JAKARTA, HUMAS MKRI - Mahkamah Konstitusi (MK) menolak permohonan untuk seluruhnya terkait uji materiil Pasal 36E ayat (1) dan ayat (2) Undang-Undang Nomor 41 Tahun 2014 tentang Perubahan Undang-Undang Nomor 18 Tahun 2009 tentang Peternakan dan Kesehatan Hewan (UU PKH) terhadap Undang-Undang Dasar Negara Republik Indonesia Tahun 1945 (UUD 1945), pada Selasa (31/1/2023) di Ruang Sidang Pleno MK. “Amar putusan menolak permohonan pemohon untuk seluruhnya,” ujar Ketua MK Anwar Usman membacakan Putusan Nomor 105/PUU-XX/2022 yang diamohonkan oleh Teguh Boediyana (Pemohon I), Gun Gun Muhamad Lutfi Nugraha (Pemohon II), Ferry Kusmawan (Pemohon III), dan Irfan Arif (Pemohon IV) yang merupakan peternak sapi.

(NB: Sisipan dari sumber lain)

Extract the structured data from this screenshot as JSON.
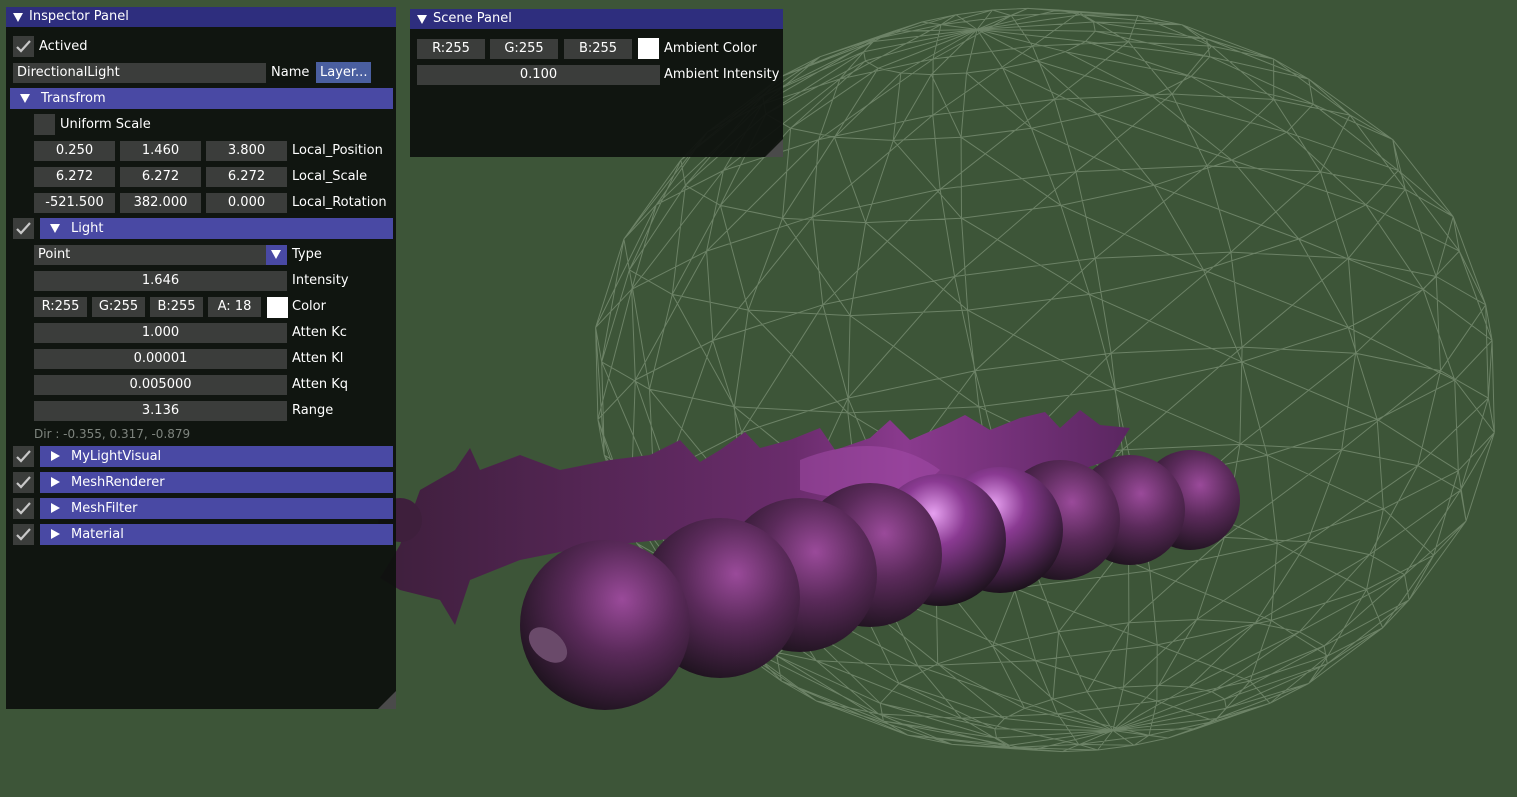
{
  "inspector": {
    "title": "Inspector Panel",
    "actived_label": "Actived",
    "actived": true,
    "name_value": "DirectionalLight",
    "name_label": "Name",
    "layer_button": "Layer...",
    "transform": {
      "header": "Transfrom",
      "uniform_scale_label": "Uniform Scale",
      "uniform_scale": false,
      "rows": [
        {
          "values": [
            "0.250",
            "1.460",
            "3.800"
          ],
          "label": "Local_Position"
        },
        {
          "values": [
            "6.272",
            "6.272",
            "6.272"
          ],
          "label": "Local_Scale"
        },
        {
          "values": [
            "-521.500",
            "382.000",
            "0.000"
          ],
          "label": "Local_Rotation"
        }
      ]
    },
    "light": {
      "header": "Light",
      "enabled": true,
      "type_value": "Point",
      "type_label": "Type",
      "intensity_value": "1.646",
      "intensity_label": "Intensity",
      "color": {
        "r": "R:255",
        "g": "G:255",
        "b": "B:255",
        "a": "A: 18",
        "label": "Color",
        "swatch": "#ffffff"
      },
      "atten_kc_value": "1.000",
      "atten_kc_label": "Atten Kc",
      "atten_kl_value": "0.00001",
      "atten_kl_label": "Atten Kl",
      "atten_kq_value": "0.005000",
      "atten_kq_label": "Atten Kq",
      "range_value": "3.136",
      "range_label": "Range",
      "dir_text": "Dir : -0.355, 0.317, -0.879"
    },
    "components": [
      {
        "label": "MyLightVisual",
        "enabled": true
      },
      {
        "label": "MeshRenderer",
        "enabled": true
      },
      {
        "label": "MeshFilter",
        "enabled": true
      },
      {
        "label": "Material",
        "enabled": true
      }
    ]
  },
  "scene": {
    "title": "Scene Panel",
    "ambient_color": {
      "r": "R:255",
      "g": "G:255",
      "b": "B:255",
      "label": "Ambient Color",
      "swatch": "#ffffff"
    },
    "ambient_intensity_value": "0.100",
    "ambient_intensity_label": "Ambient Intensity"
  },
  "colors": {
    "viewport_bg": "#3d5538",
    "title_bar": "#2e2e7e",
    "section_header": "#4949a4",
    "field_bg": "#3b3d3b",
    "mesh_purple": "#6a2e6a"
  }
}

Dalam pertimbangan hukum yang disampaikan oleh Hakim Konstitusi Daniel Yusmic P. Foekh, Mahkamah menilai sudah menjadi tugas negara untuk memastikan kebutuhan pangan yang sehat bagi masyarakat senantiasa terjaga dan terpenuhi. Konstitusi—khususnya Paragraf Kedua Pembukaan UUD 1945—menyatakan bahwa kemerdekaan Indonesia menjadikan Indonesia sebagai negara yang merdeka, bersatu, berdaulat, adil dan makmur. Dengan perkataan lain, Konstitusi telah mengamanatkan agar Indonesia menjadi negara yang merdeka dan berdaulat termasuk memiliki kedaulatan atas ketahanan pangan. Kedaulatan dan ketahanan pangan tidak hanya penting bagi negara dan rakyat Indonesia, tetapi juga menjadi bagian yang tidak terpisahkan dari kemandirian negara.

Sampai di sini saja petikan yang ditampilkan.